The new study, which was published this month in the “Proceedings of the National Academy of Sciences,” could serve as a restoration model for damages not only in the Gulf of Mexico but along the once-pristine and delicate bay system located along the Texas coast, including in the Bay of Corpus Christi, the larger Laguna Madre that stretches across 90 miles of the coastline, and a string of other saltwater bays up and down the coast from Kingsville to Port Arthur.

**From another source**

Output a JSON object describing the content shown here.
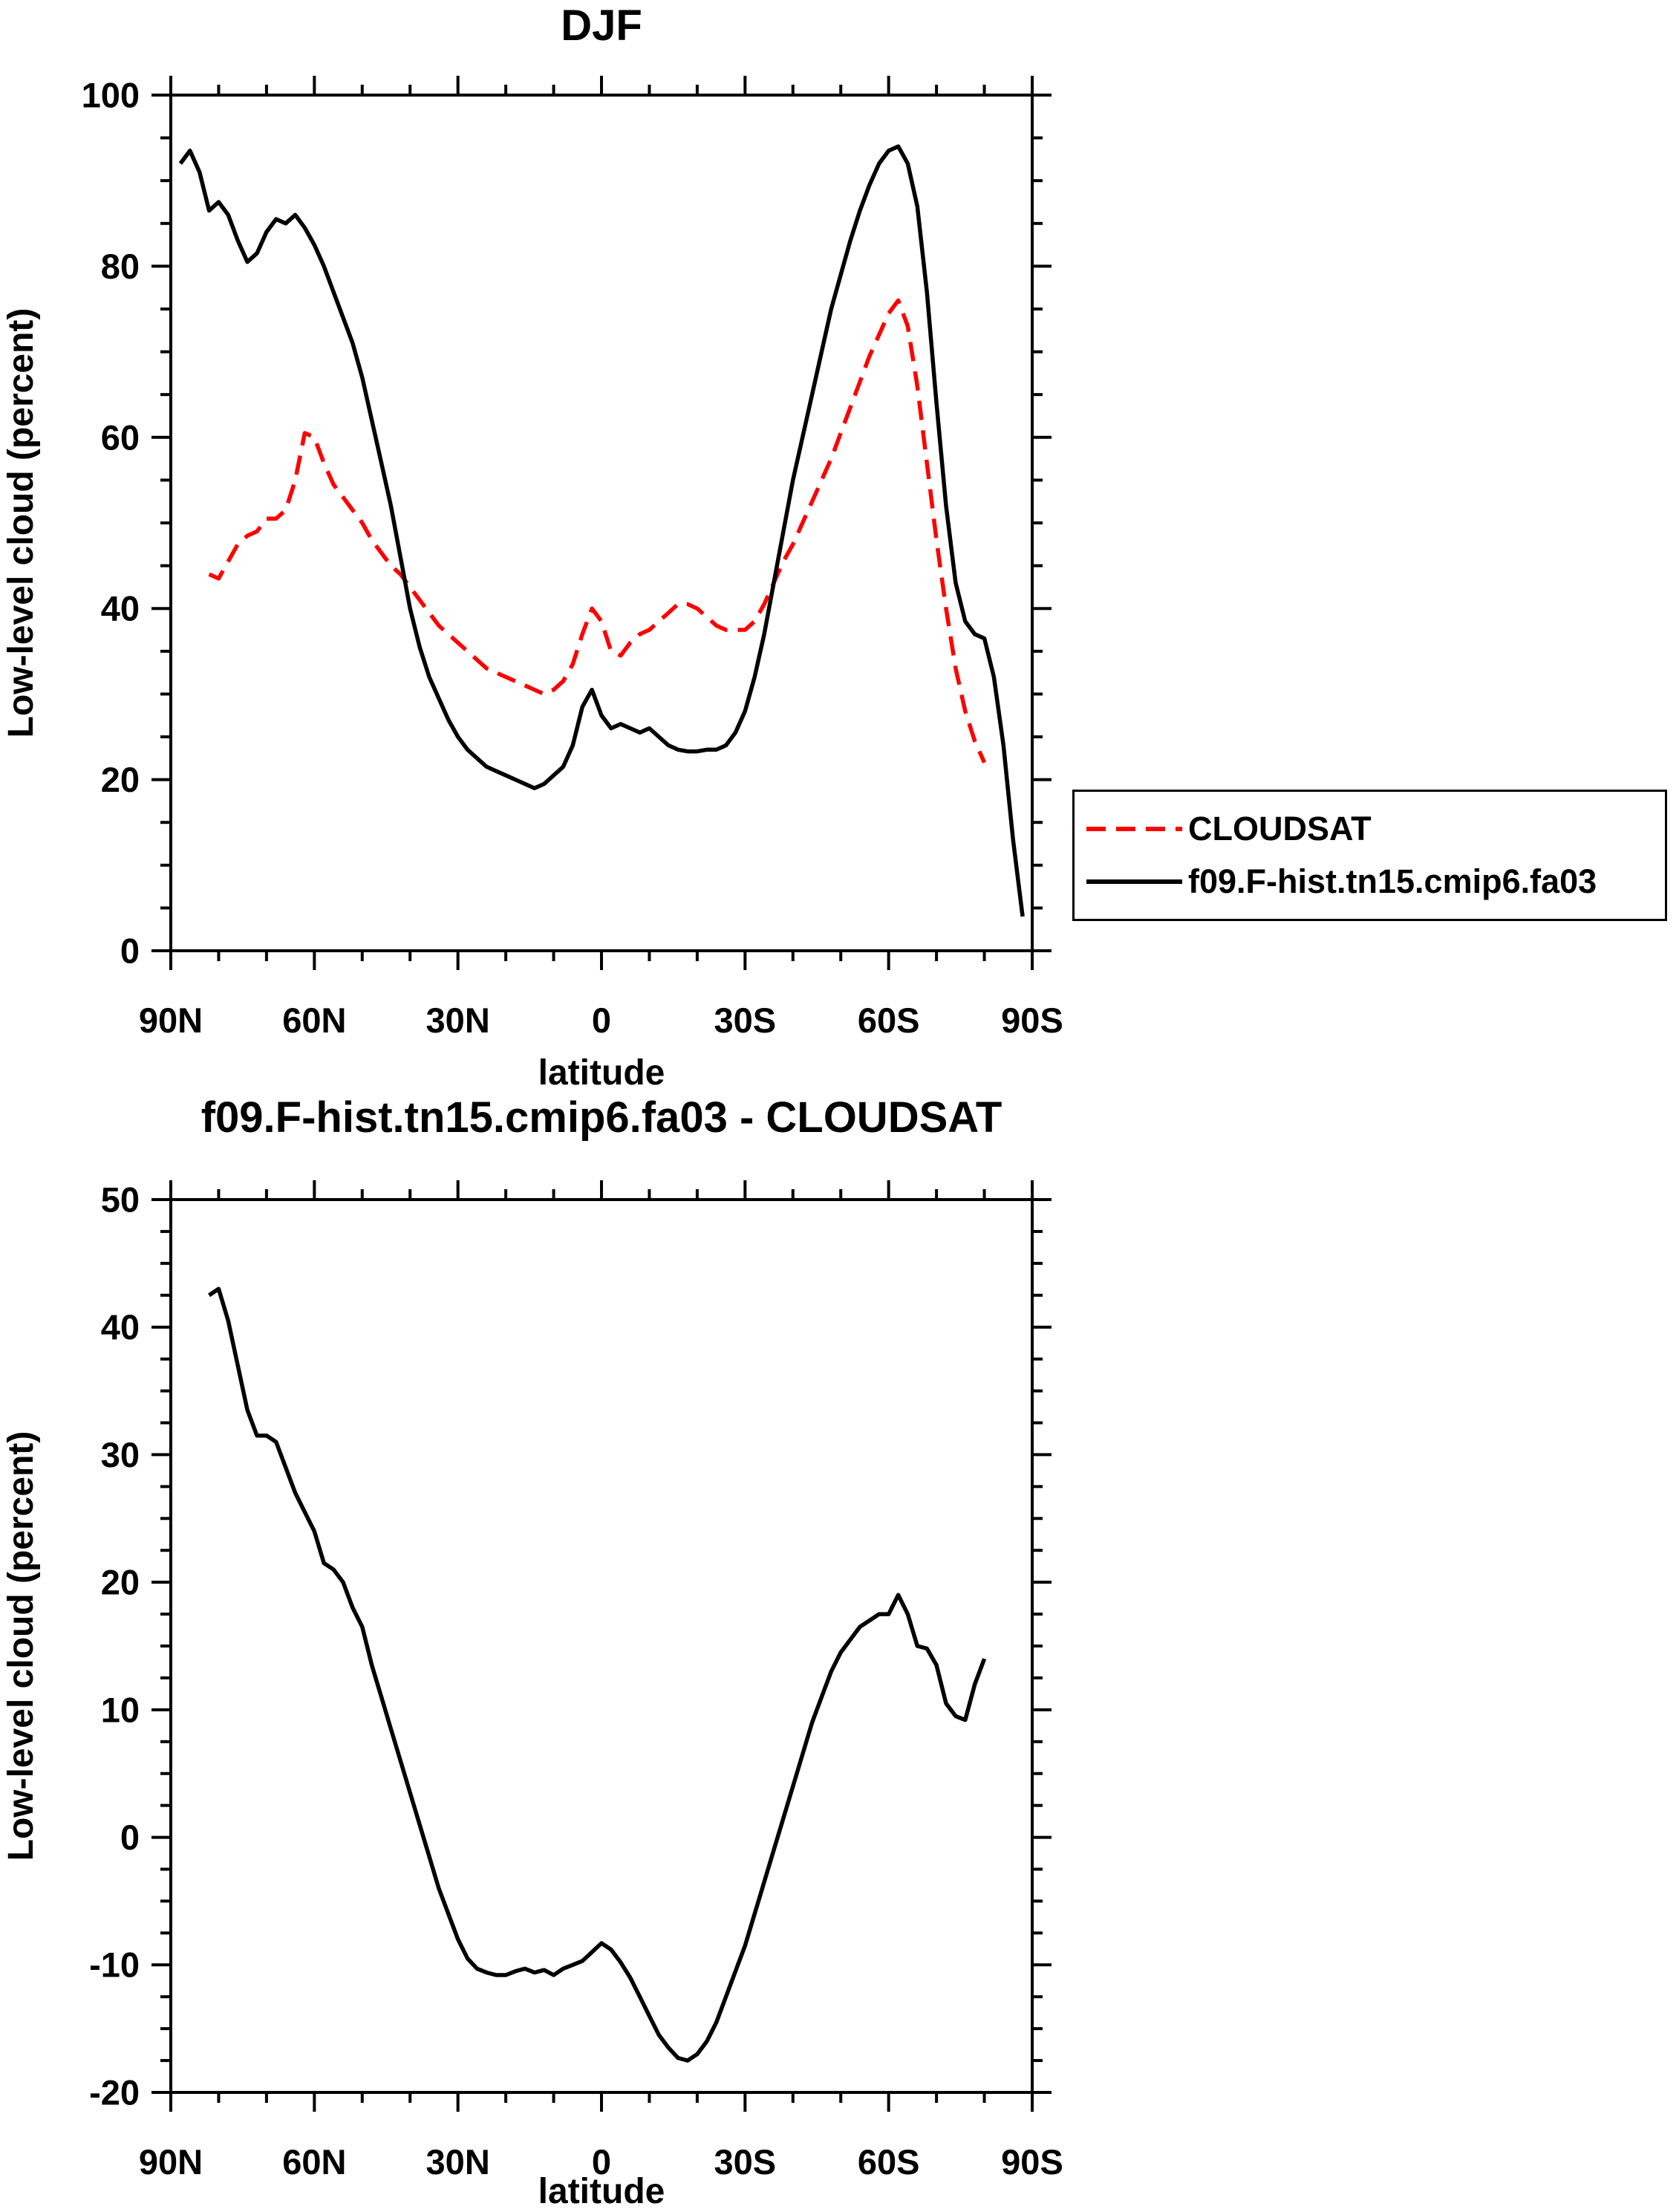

“The estuaries surrounding Corpus Christi are very similar to those that feed into the Chesapeake Bay system. About 80 percent of Texas seagrasses are found in the Laguna Madre and these ‘coastal canaries’ are the first to disappear when an ecosystem is under stress,” said Dr. Christopher Patrick, assistant professor of life sciences at Texas A&M University-Corpus Christi. “Thanks to this study, we have the opportunity to put these measures in place to proactively protect our ecologically and economically important marine ecosystems as we head towards economic growth in the coming years.”

Patrick, who co-authored the study along with 13 other experts across the nation, found that a 23 percent reduction of nitrogen and an eight percent reduction of phosphorus resulted in a four-fold increase in the abundance of Submerged Aquatic Vegetation (SAV) in the Chesapeake Bay since restoration efforts began. This ecosystem recovery is an unprecedented event; based on the breadth of data available and a sophisticated data analysis, it is the biggest resurgence of underwater grasses ever recorded in the world.

“I am proud of our team of young and experienced researchers who worked in a collaborative environment to produce these exciting results,” said Dr. Robert “J.J.” Orth of the Virginia Institute of Marine Science at the College of William and Mary and senior co-author. “I really feel the torch is being passed to a next generation of scientists who bring both the passion and knowledge needed to continue the vital work of marine science required to keep our Chesapeake Bay flourishing.”

The researchers employed advanced analytical tools to definitively show how the reduction of excess pollutants like nitrogen and phosphorus are the cause of this ecosystem recovery. To link land use and Chesapeake Bay status, researchers analyzed data in two different ways: one focusing on the cascade of nutrients from the land to the waterways and one showing what happens to SAV once the nutrients are in the water.

“[We] have had the distinct privilege of facilitating research that confirms a direct correlation between conservation actions undertaken by a broad partnership and ecosystem responsiveness that is leading to positive ecological outcomes,” said Dr. William Dennison of University of Maryland Center for Environmental Science and senior co-author.

These findings are a collaborative effort between: Texas A&M-Corpus Christi, the Bigelow Laboratory for Environmental Science, Virginia Institute of Marine Science, University of Maryland Center for Environmental Science, Environmental Protection Agency Chesapeake Bay Program, U.S. Geological Survey, National Socio-Environmental Synthesis Center, St. Mary’s College of Maryland, Smithsonian Environmental Research Center and Maryland Department of Natural Resources.

“These efforts began before I was even born, but we are at a stage now where the all these different threads can be pulled together to unveil a picture of unprecedented success,” said Dr. Jonathan Lefcheck of the Bigelow Laboratory for Ocean Science and lead author.